Expect also to see plenty of brands looking to swap polymers where they can – this is great news if new packaging is more widely recyclable and comes with recycled content, but there will need to be investment to ensure shoppers are aware of the changes. If their spaghetti or soup has always come in unrecyclable packaging there’s a fair bet they’ll continue to pop it in the bin destined for landfill. Habits are hard to budge.

The other option, of course, is to switch away from plastic. This is where the tax’s unintended environmental consequences lie – for example materials that are widely recycled but come with heftier carbon footprints than plastic. Switching also adds costs, perhaps even over and above plastic that’s taxed.

Another route is to use less packaging, to lightweight and shrink formats.

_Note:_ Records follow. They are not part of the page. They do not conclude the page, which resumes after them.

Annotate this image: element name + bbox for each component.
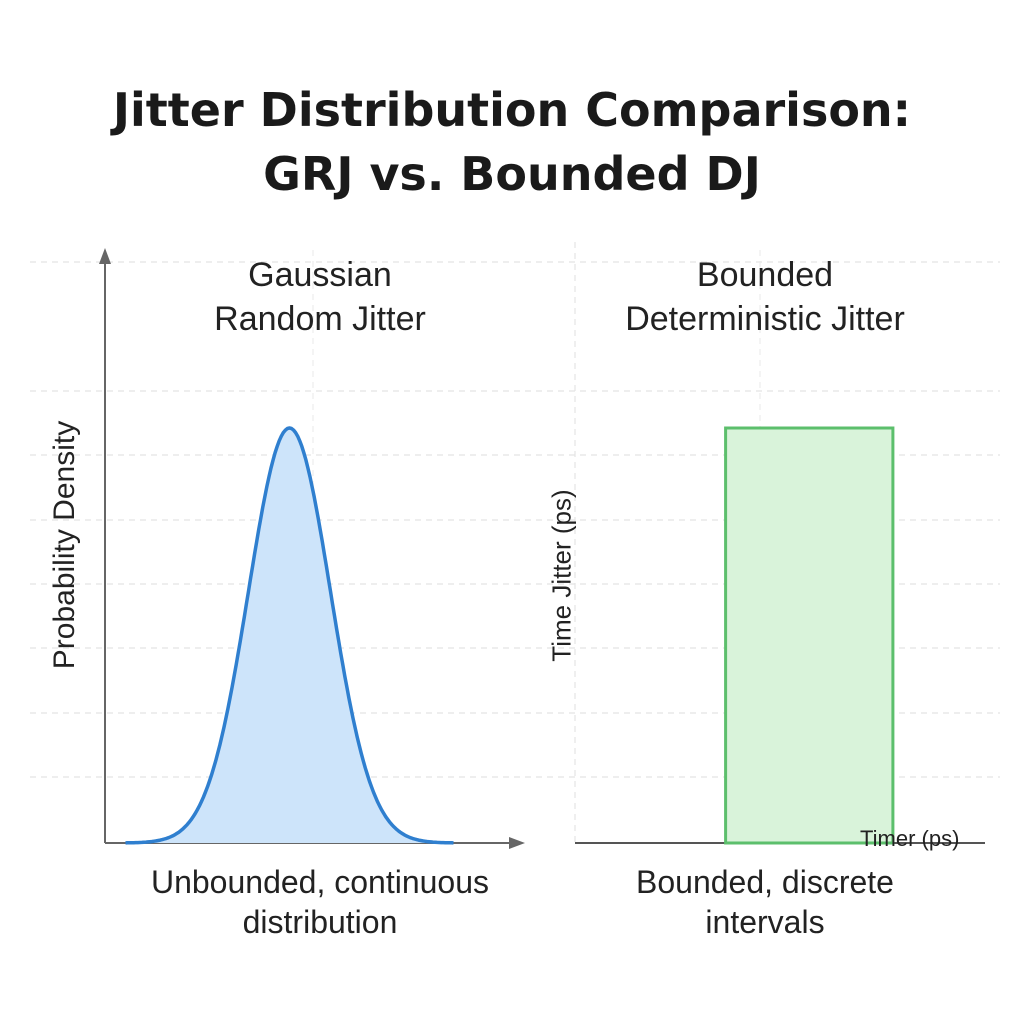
gaussian-title-line-1: Gaussian [248, 256, 392, 294]
bounded-panel-title: Bounded Deterministic Jitter [580, 253, 950, 341]
gaussian-x-axis-arrow [509, 837, 525, 849]
chart-title-line-2: GRJ vs. Bounded DJ [263, 147, 761, 201]
chart-title: Jitter Distribution Comparison: GRJ vs. … [0, 78, 1024, 206]
gaussian-caption-line-2: distribution [242, 904, 398, 940]
bounded-caption-line-2: intervals [705, 904, 825, 940]
chart-title-line-1: Jitter Distribution Comparison: [112, 83, 912, 137]
gaussian-panel [99, 248, 525, 849]
bounded-x-axis-label: Timer (ps) [860, 826, 960, 851]
bounded-title-line-2: Deterministic Jitter [625, 300, 905, 338]
bounded-caption: Bounded, discrete intervals [580, 862, 950, 942]
bounded-jitter-bar [724, 426, 895, 845]
gaussian-y-axis-label: Probability Density [48, 420, 81, 670]
bounded-y-axis-label: Time Jitter (ps) [546, 489, 577, 662]
gaussian-y-axis-arrow [99, 248, 111, 264]
gaussian-area-fill [125, 428, 454, 843]
bounded-panel [575, 426, 985, 845]
gaussian-caption: Unbounded, continuous distribution [90, 862, 550, 942]
bounded-title-line-1: Bounded [696, 256, 834, 294]
gaussian-title-line-2: Random Jitter [214, 300, 426, 338]
bounded-caption-line-1: Bounded, discrete [636, 864, 894, 900]
gaussian-curve [125, 426, 454, 845]
gaussian-panel-title: Gaussian Random Jitter [150, 253, 490, 341]
gaussian-caption-line-1: Unbounded, continuous [150, 864, 490, 900]
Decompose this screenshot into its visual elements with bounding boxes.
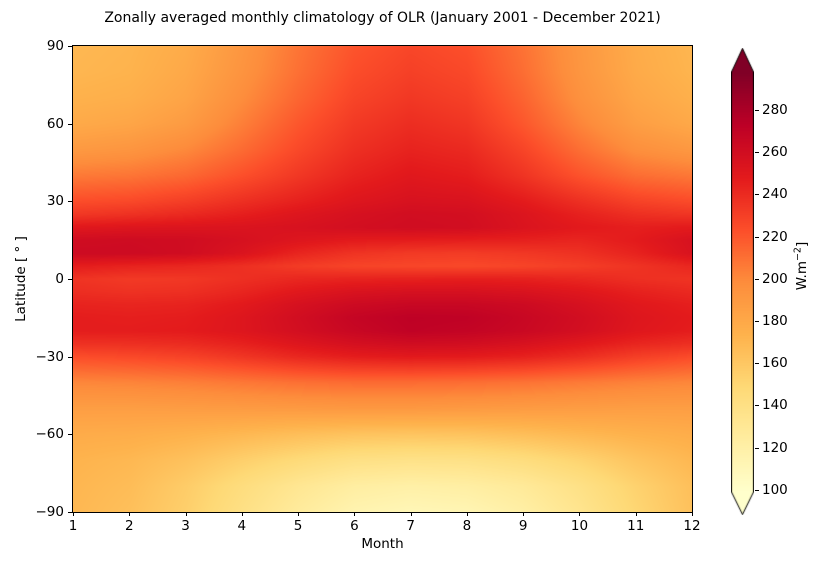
y-tick-label: 30 <box>46 193 64 210</box>
colorbar-tick-label: 240 <box>762 186 788 203</box>
x-tick <box>298 512 300 516</box>
y-tick-label: 0 <box>55 271 64 287</box>
x-tick <box>185 512 187 516</box>
x-axis-label: Month <box>361 536 404 552</box>
y-tick <box>68 356 72 358</box>
x-tick <box>466 512 468 516</box>
y-axis-label: Latitude [ ° ] <box>13 236 29 322</box>
y-tick-label: 60 <box>46 115 64 132</box>
y-tick <box>68 434 72 436</box>
colorbar-tick <box>755 321 759 323</box>
colorbar-tick-label: 100 <box>762 481 788 498</box>
heatmap-canvas <box>73 46 692 512</box>
y-tick-label: 90 <box>46 38 64 54</box>
x-tick <box>692 512 693 516</box>
colorbar-label: W.m−2] <box>792 241 810 291</box>
colorbar-tick-label: 180 <box>762 313 788 330</box>
plot-area <box>72 45 693 513</box>
colorbar-tick <box>755 236 759 238</box>
x-tick-label: 3 <box>181 518 190 534</box>
x-tick <box>241 512 243 516</box>
colorbar-tick <box>755 278 759 280</box>
x-tick <box>523 512 525 516</box>
y-tick <box>68 279 72 280</box>
y-tick <box>68 201 72 203</box>
x-tick-label: 12 <box>683 518 701 534</box>
x-tick-label: 7 <box>406 518 415 534</box>
colorbar-tick <box>755 363 759 365</box>
colorbar-tick <box>755 489 759 491</box>
colorbar-tick-label: 200 <box>762 270 788 287</box>
colorbar-tick <box>755 194 759 196</box>
chart-title: Zonally averaged monthly climatology of … <box>104 10 661 26</box>
x-tick <box>410 512 412 516</box>
x-tick-label: 5 <box>293 518 303 534</box>
x-tick-label: 9 <box>518 518 528 534</box>
x-tick-label: 8 <box>462 518 472 534</box>
x-tick <box>73 512 74 516</box>
x-tick-label: 2 <box>124 518 134 534</box>
x-tick-label: 11 <box>627 518 645 534</box>
colorbar-tick-label: 220 <box>762 228 788 245</box>
colorbar-tick-label: 260 <box>762 144 788 161</box>
colorbar-tick-label: 280 <box>762 101 788 118</box>
y-tick-label: −30 <box>35 348 65 365</box>
y-tick <box>68 512 72 513</box>
colorbar-tick-label: 140 <box>762 397 788 414</box>
colorbar-tick <box>755 152 759 154</box>
x-tick-label: 4 <box>237 518 247 534</box>
y-tick-label: −90 <box>35 504 65 520</box>
x-tick <box>354 512 356 516</box>
y-tick <box>68 123 72 125</box>
colorbar-tick <box>755 447 759 449</box>
x-tick <box>635 512 637 516</box>
colorbar-tick-label: 160 <box>762 355 788 372</box>
x-tick <box>579 512 581 516</box>
x-tick-label: 6 <box>350 518 359 534</box>
y-tick-label: −60 <box>35 426 65 443</box>
x-tick-label: 1 <box>68 518 78 534</box>
y-tick <box>68 46 72 47</box>
x-tick-label: 10 <box>570 518 589 534</box>
colorbar <box>731 48 754 515</box>
x-tick <box>129 512 131 516</box>
colorbar-tick-label: 120 <box>762 439 788 456</box>
colorbar-tick <box>755 109 759 111</box>
colorbar-tick <box>755 405 759 407</box>
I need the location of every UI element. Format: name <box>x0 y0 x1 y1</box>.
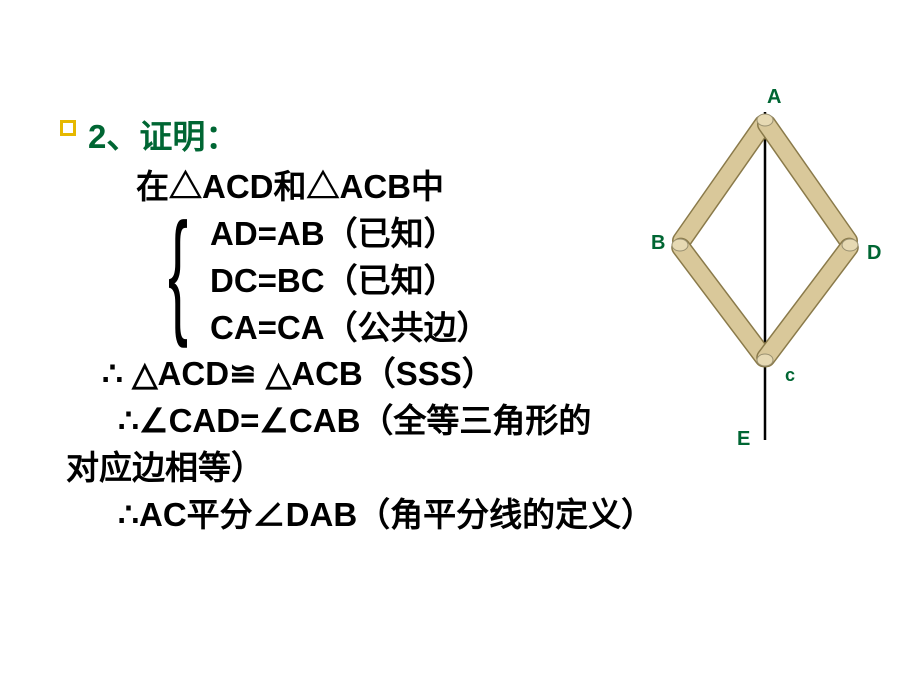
diagram-svg <box>635 80 895 460</box>
stick-dc <box>753 235 861 370</box>
bullet-square <box>60 120 76 136</box>
label-a: A <box>767 86 781 109</box>
rivet-c <box>757 354 773 366</box>
label-b: B <box>651 232 665 255</box>
proof-title: 2、证明： <box>88 110 238 158</box>
rhombus-diagram: A B D c E <box>635 80 895 460</box>
proof-eq1: AD=AB（已知） <box>210 211 640 258</box>
proof-content: 2、证明： 在△ACD和△ACB中 { AD=AB（已知） DC=BC（已知） … <box>60 110 640 539</box>
proof-conclusion3: ∴AC平分∠DAB（角平分线的定义） <box>118 492 640 539</box>
rivet-d <box>842 239 858 251</box>
proof-body: 在△ACD和△ACB中 { AD=AB（已知） DC=BC（已知） CA=CA（… <box>90 164 640 539</box>
brace-group: { AD=AB（已知） DC=BC（已知） CA=CA（公共边） <box>90 211 640 352</box>
proof-conclusion1: ∴ △ACD≌ △ACB（SSS） <box>102 351 640 398</box>
label-e: E <box>737 428 750 451</box>
rivet-b <box>672 239 688 251</box>
stick-ab <box>669 112 776 253</box>
proof-conclusion2b: 对应边相等） <box>66 445 640 492</box>
label-c: c <box>785 365 795 386</box>
rivet-a <box>757 114 773 126</box>
proof-eq3: CA=CA（公共边） <box>210 305 640 352</box>
proof-line-context: 在△ACD和△ACB中 <box>136 164 640 211</box>
proof-conclusion2: ∴∠CAD=∠CAB（全等三角形的 <box>118 398 640 445</box>
stick-ad <box>754 112 861 253</box>
title-row: 2、证明： <box>60 110 640 158</box>
label-d: D <box>867 242 881 265</box>
proof-eq2: DC=BC（已知） <box>210 258 640 305</box>
left-brace-icon: { <box>168 206 188 337</box>
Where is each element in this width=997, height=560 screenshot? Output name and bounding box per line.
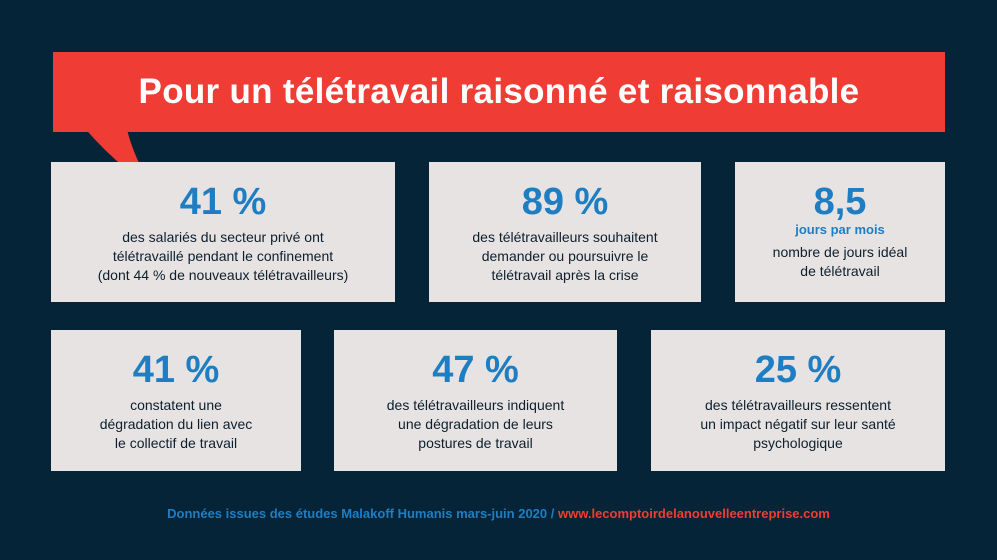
stat-description: des salariés du secteur privé ont télétr… [97, 229, 349, 283]
stat-value: 89 % [521, 181, 609, 223]
stat-description: nombre de jours idéal de télétravail [772, 244, 908, 279]
stat-card-salaries: 41 % des salariés du secteur privé ont t… [51, 162, 395, 302]
source-footer: Données issues des études Malakoff Human… [0, 506, 997, 521]
stat-value: 47 % [432, 349, 519, 391]
stat-value: 8,5 [813, 181, 867, 223]
page-title: Pour un télétravail raisonné et raisonna… [138, 72, 860, 111]
stat-description: constatent une dégradation du lien avec … [99, 397, 253, 451]
stat-value: 41 % [179, 181, 267, 223]
stat-card-collective: 41 % constatent une dégradation du lien … [51, 330, 301, 471]
stat-card-psychological: 25 % des télétravailleurs ressentent un … [651, 330, 945, 471]
stat-card-continue: 89 % des télétravailleurs souhaitent dem… [429, 162, 701, 302]
source-text: Données issues des études Malakoff Human… [167, 506, 548, 521]
stat-unit: jours par mois [795, 222, 885, 237]
title-banner: Pour un télétravail raisonné et raisonna… [53, 52, 945, 132]
stat-description: des télétravailleurs souhaitent demander… [472, 229, 658, 283]
stat-card-posture: 47 % des télétravailleurs indiquent une … [334, 330, 617, 471]
stat-card-ideal-days: 8,5 jours par mois nombre de jours idéal… [735, 162, 945, 302]
footer-separator: / [547, 506, 558, 521]
stat-value: 41 % [132, 349, 220, 391]
stat-value: 25 % [754, 349, 842, 391]
stat-description: des télétravailleurs indiquent une dégra… [386, 397, 565, 451]
stat-description: des télétravailleurs ressentent un impac… [700, 397, 896, 451]
website-link[interactable]: www.lecomptoirdelanouvelleentreprise.com [558, 506, 830, 521]
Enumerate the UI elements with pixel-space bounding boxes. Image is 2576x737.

Downsize the formats and suddenly there isn’t so much recycled plastic to get your hands on. Indeed, concentrates offer considerable (and largely untapped) environmental and financial wins for those in the food and drink sector – why cart vast quantities of water around the world when it can be added at home or in the café or restaurant?

Of course, some brands will be left with little option but to pay up or pass on the costs to customers. This will likely be pennies on the cost of an average product but in the current climate a price lift and unsustainable packaging are hardly a heady marketing proposition.

And don’t forget that following in the tax’s wake will come extended producer responsibility, which will see suppliers pick up the bill for the cost of dealing with the packaging they place on the market. Together the tax and EPR could

increase the cost of packaging compliance fees by around 21 times compared to 2017.

Foodservice businesses will need to consider the “unrecyclability of a lot of their packaging”, suggests Pendragon Stuart, consultant at Sancroft International. Laminated card may be judged difficult to recycle and therefore face higher fees, for instance. Contamination could prove a headache, too, with greasy pizzas and curry-stained cartons rendering some packaging far trickier to recycle. Compostables could provide some solutions but are far from a silver bullet.

“Eventually more attention will fall on these kinds of issues,” says Stuart. With the tax next year and another set of EPR consultations expected this month, ‘eventually’ isn’t a long way away. Tick tock.